Still, I do admit that this is a major reason for my hesitation condone such actions: that there are way too many stupid people who’ll take out their anger on the convenient face - the customer service worker, the manager who makes barely more than they do - rather than the true root of the issue, because those people (as we see now) are much harder to get to, and actually requires work and planning and thought, and most people want to be angry now.

My sunglasses don’t fog up unless I’m wearing a mask as I walk into the grocery store or wherever, but my regular glasses underneath fog a little, not as much as the fitover sunglasses, when I’m KN95-masked, until I fiddle with the pinch on the nose. Bloody annoying, but whaddaya gonna do?

Well, not try to shoot and hit a target when masked, sunglasses or regular lenses, unless I was a lot closer than the Adjuster.

Oh, I’m familiar with that. I once got a death threat because I refused to give someone a refund for a breakfast burrito on the grounds that they didn’t know what chorizo was when they ordered it. Another time I had a deranged individual tell me that Walmart was trying to kill him and that I was obligated by “brotherhood” and “honor” to defend him but that he’d kill me if I called the cops. People are crazy.

Honestly, if I’d been working the McDonald’s and seen this guy, I probably would’ve thought “that’s probably not him” and gone on with my life.

Thanks for the clarification. All good.

Going to McDonalds is never good for you.

That would be my problem too. I can’t imagine looking at a customer who is eating in a store and thinking, “I am so confident that that nose and jaw is indeed the nose and jaw from the news photo” that I’d call 911 on him. There could be ten thousand men in America with that same nose and jaw. I’d be very much thinking I’d embarrass myself and get the ire of a wrongfully-accused man.

The eyebrows would have been the tell for me.

I have to say that the person who called 911 was a lot more perceptive that I am and deserving of the reward that I presume they’ll get. I can definitely see a resemblance between the published security-cam photos and the full pictures of the perp, but I would probably not have had very high confidence that it was the same person.

Anyway, this guy made more than just a few mistakes – he seemed to be in the grip of huge overconfidence, as if getting out of NYC meant that he was now completely safe.

I’ve seen conflicting versions of that. One was that he lowered his mask to flirt with the hostel clerk, but the other was that she asked him to lower his mask to check him against his (fake) photo ID. If that was the case, then that was a reasonable thing to expect.

Hubris for sure. And from some of his reading list I’ve seen he may have had a bit of an “ubermensch” complex.

I mean, he actually planned this out, did research on where his target would be and even managed to get what appears to be a 3D printed gun. He managed to escape the scene and get to Central Park where there weren’t many cameras and then get to the Port Authority to catch a bus out of town. ALL of this done by end of the day on Wednesday before there were any pictures of him out there. That should have made him pretty much untraceable.

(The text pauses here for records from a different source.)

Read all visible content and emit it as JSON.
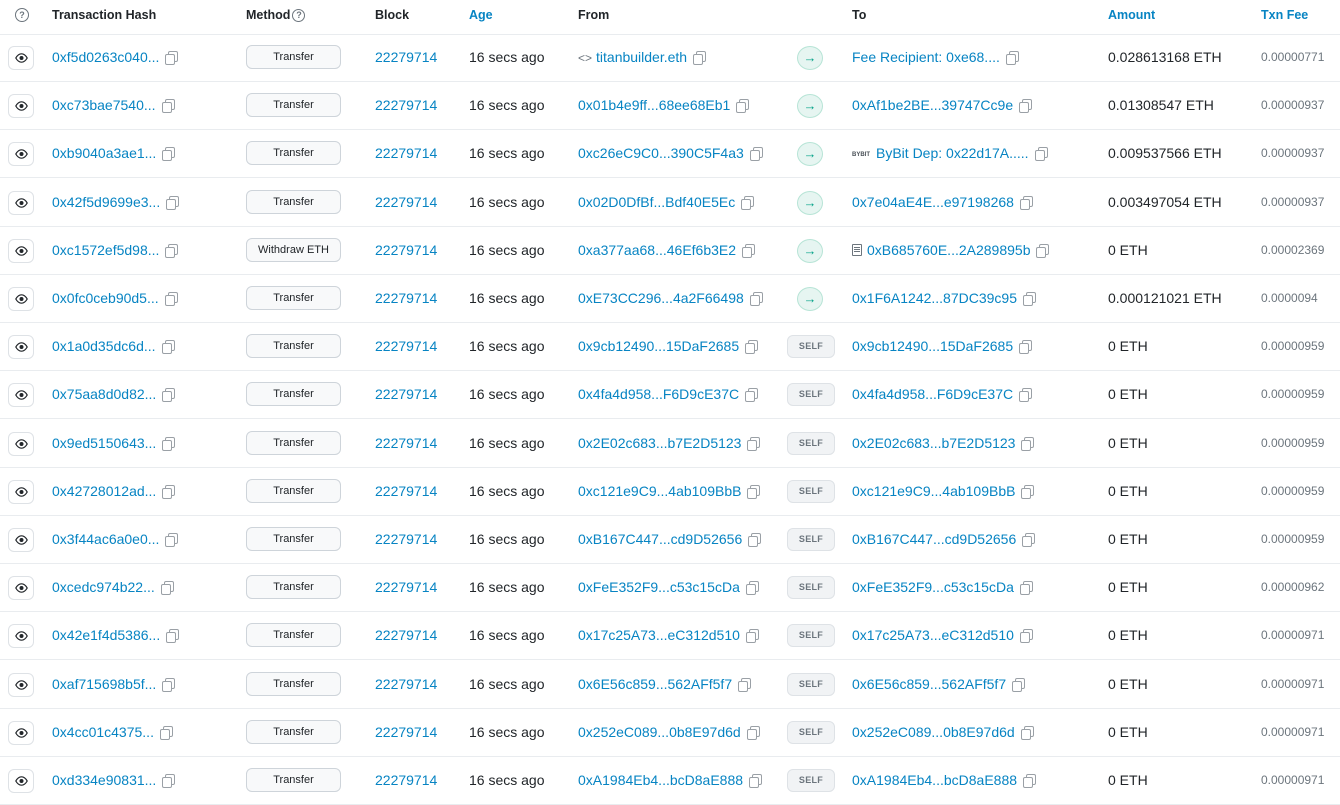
{
  "header": {
    "info_icon": "?",
    "hash": "Transaction Hash",
    "method": "Method",
    "block": "Block",
    "age": "Age",
    "from": "From",
    "to": "To",
    "amount": "Amount",
    "fee": "Txn Fee"
  },
  "self_label": "SELF",
  "rows": [
    {
      "hash": "0xf5d0263c040...",
      "method": "Transfer",
      "block": "22279714",
      "age": "16 secs ago",
      "from": "titanbuilder.eth",
      "from_icon": "code-icon",
      "dir": "arrow",
      "to": "Fee Recipient: 0xe68....",
      "to_icon": "",
      "amount": "0.028613168 ETH",
      "fee": "0.00000771"
    },
    {
      "hash": "0xc73bae7540...",
      "method": "Transfer",
      "block": "22279714",
      "age": "16 secs ago",
      "from": "0x01b4e9ff...68ee68Eb1",
      "from_icon": "",
      "dir": "arrow",
      "to": "0xAf1be2BE...39747Cc9e",
      "to_icon": "",
      "amount": "0.01308547 ETH",
      "fee": "0.00000937"
    },
    {
      "hash": "0xb9040a3ae1...",
      "method": "Transfer",
      "block": "22279714",
      "age": "16 secs ago",
      "from": "0xc26eC9C0...390C5F4a3",
      "from_icon": "",
      "dir": "arrow",
      "to": "ByBit Dep: 0x22d17A.....",
      "to_icon": "bybit-icon",
      "amount": "0.009537566 ETH",
      "fee": "0.00000937"
    },
    {
      "hash": "0x42f5d9699e3...",
      "method": "Transfer",
      "block": "22279714",
      "age": "16 secs ago",
      "from": "0x02D0DfBf...Bdf40E5Ec",
      "from_icon": "",
      "dir": "arrow",
      "to": "0x7e04aE4E...e97198268",
      "to_icon": "",
      "amount": "0.003497054 ETH",
      "fee": "0.00000937"
    },
    {
      "hash": "0xc1572ef5d98...",
      "method": "Withdraw ETH",
      "block": "22279714",
      "age": "16 secs ago",
      "from": "0xa377aa68...46Ef6b3E2",
      "from_icon": "",
      "dir": "arrow",
      "to": "0xB685760E...2A289895b",
      "to_icon": "contract-icon",
      "amount": "0 ETH",
      "fee": "0.00002369"
    },
    {
      "hash": "0x0fc0ceb90d5...",
      "method": "Transfer",
      "block": "22279714",
      "age": "16 secs ago",
      "from": "0xE73CC296...4a2F66498",
      "from_icon": "",
      "dir": "arrow",
      "to": "0x1F6A1242...87DC39c95",
      "to_icon": "",
      "amount": "0.000121021 ETH",
      "fee": "0.0000094"
    },
    {
      "hash": "0x1a0d35dc6d...",
      "method": "Transfer",
      "block": "22279714",
      "age": "16 secs ago",
      "from": "0x9cb12490...15DaF2685",
      "from_icon": "",
      "dir": "self",
      "to": "0x9cb12490...15DaF2685",
      "to_icon": "",
      "amount": "0 ETH",
      "fee": "0.00000959"
    },
    {
      "hash": "0x75aa8d0d82...",
      "method": "Transfer",
      "block": "22279714",
      "age": "16 secs ago",
      "from": "0x4fa4d958...F6D9cE37C",
      "from_icon": "",
      "dir": "self",
      "to": "0x4fa4d958...F6D9cE37C",
      "to_icon": "",
      "amount": "0 ETH",
      "fee": "0.00000959"
    },
    {
      "hash": "0x9ed5150643...",
      "method": "Transfer",
      "block": "22279714",
      "age": "16 secs ago",
      "from": "0x2E02c683...b7E2D5123",
      "from_icon": "",
      "dir": "self",
      "to": "0x2E02c683...b7E2D5123",
      "to_icon": "",
      "amount": "0 ETH",
      "fee": "0.00000959"
    },
    {
      "hash": "0x42728012ad...",
      "method": "Transfer",
      "block": "22279714",
      "age": "16 secs ago",
      "from": "0xc121e9C9...4ab109BbB",
      "from_icon": "",
      "dir": "self",
      "to": "0xc121e9C9...4ab109BbB",
      "to_icon": "",
      "amount": "0 ETH",
      "fee": "0.00000959"
    },
    {
      "hash": "0x3f44ac6a0e0...",
      "method": "Transfer",
      "block": "22279714",
      "age": "16 secs ago",
      "from": "0xB167C447...cd9D52656",
      "from_icon": "",
      "dir": "self",
      "to": "0xB167C447...cd9D52656",
      "to_icon": "",
      "amount": "0 ETH",
      "fee": "0.00000959"
    },
    {
      "hash": "0xcedc974b22...",
      "method": "Transfer",
      "block": "22279714",
      "age": "16 secs ago",
      "from": "0xFeE352F9...c53c15cDa",
      "from_icon": "",
      "dir": "self",
      "to": "0xFeE352F9...c53c15cDa",
      "to_icon": "",
      "amount": "0 ETH",
      "fee": "0.00000962"
    },
    {
      "hash": "0x42e1f4d5386...",
      "method": "Transfer",
      "block": "22279714",
      "age": "16 secs ago",
      "from": "0x17c25A73...eC312d510",
      "from_icon": "",
      "dir": "self",
      "to": "0x17c25A73...eC312d510",
      "to_icon": "",
      "amount": "0 ETH",
      "fee": "0.00000971"
    },
    {
      "hash": "0xaf715698b5f...",
      "method": "Transfer",
      "block": "22279714",
      "age": "16 secs ago",
      "from": "0x6E56c859...562AFf5f7",
      "from_icon": "",
      "dir": "self",
      "to": "0x6E56c859...562AFf5f7",
      "to_icon": "",
      "amount": "0 ETH",
      "fee": "0.00000971"
    },
    {
      "hash": "0x4cc01c4375...",
      "method": "Transfer",
      "block": "22279714",
      "age": "16 secs ago",
      "from": "0x252eC089...0b8E97d6d",
      "from_icon": "",
      "dir": "self",
      "to": "0x252eC089...0b8E97d6d",
      "to_icon": "",
      "amount": "0 ETH",
      "fee": "0.00000971"
    },
    {
      "hash": "0xd334e90831...",
      "method": "Transfer",
      "block": "22279714",
      "age": "16 secs ago",
      "from": "0xA1984Eb4...bcD8aE888",
      "from_icon": "",
      "dir": "self",
      "to": "0xA1984Eb4...bcD8aE888",
      "to_icon": "",
      "amount": "0 ETH",
      "fee": "0.00000971"
    }
  ],
  "colors": {
    "link": "#0784c3",
    "arrow_bg": "#e6f5f1",
    "arrow_fg": "#00a186",
    "border": "#e9ecef"
  }
}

IF he had been as smart as he thought he was, he would have gone to the airport after ditching the gun and headed far, far away. TSA wouldn’t have been watching for him since there weren’t any pitcures yet and no one knew his name until today. He appears to have had a US passport on him so he could have gone anywhere. Instead he ends up in Altoona, PA where he is caught 5 days later.

Sounds like he managed to plan the crime but for some reason didn’t bother to plan an escape.

That actually sounds much more plausible than the “flirting” theory. Someone about to commit a planned murder is not likely to be in a flirting mood, except in the movies.

It is real hard nowadays to fly under an assumed name. He’d be far more likely to have screwed himself at an airport than in Altoona. He’d have to fly to someplace where he could disappear electronically for good. Which is to say some foreign country. And they’d have to be willing to take in an American indefinitely. Not likely.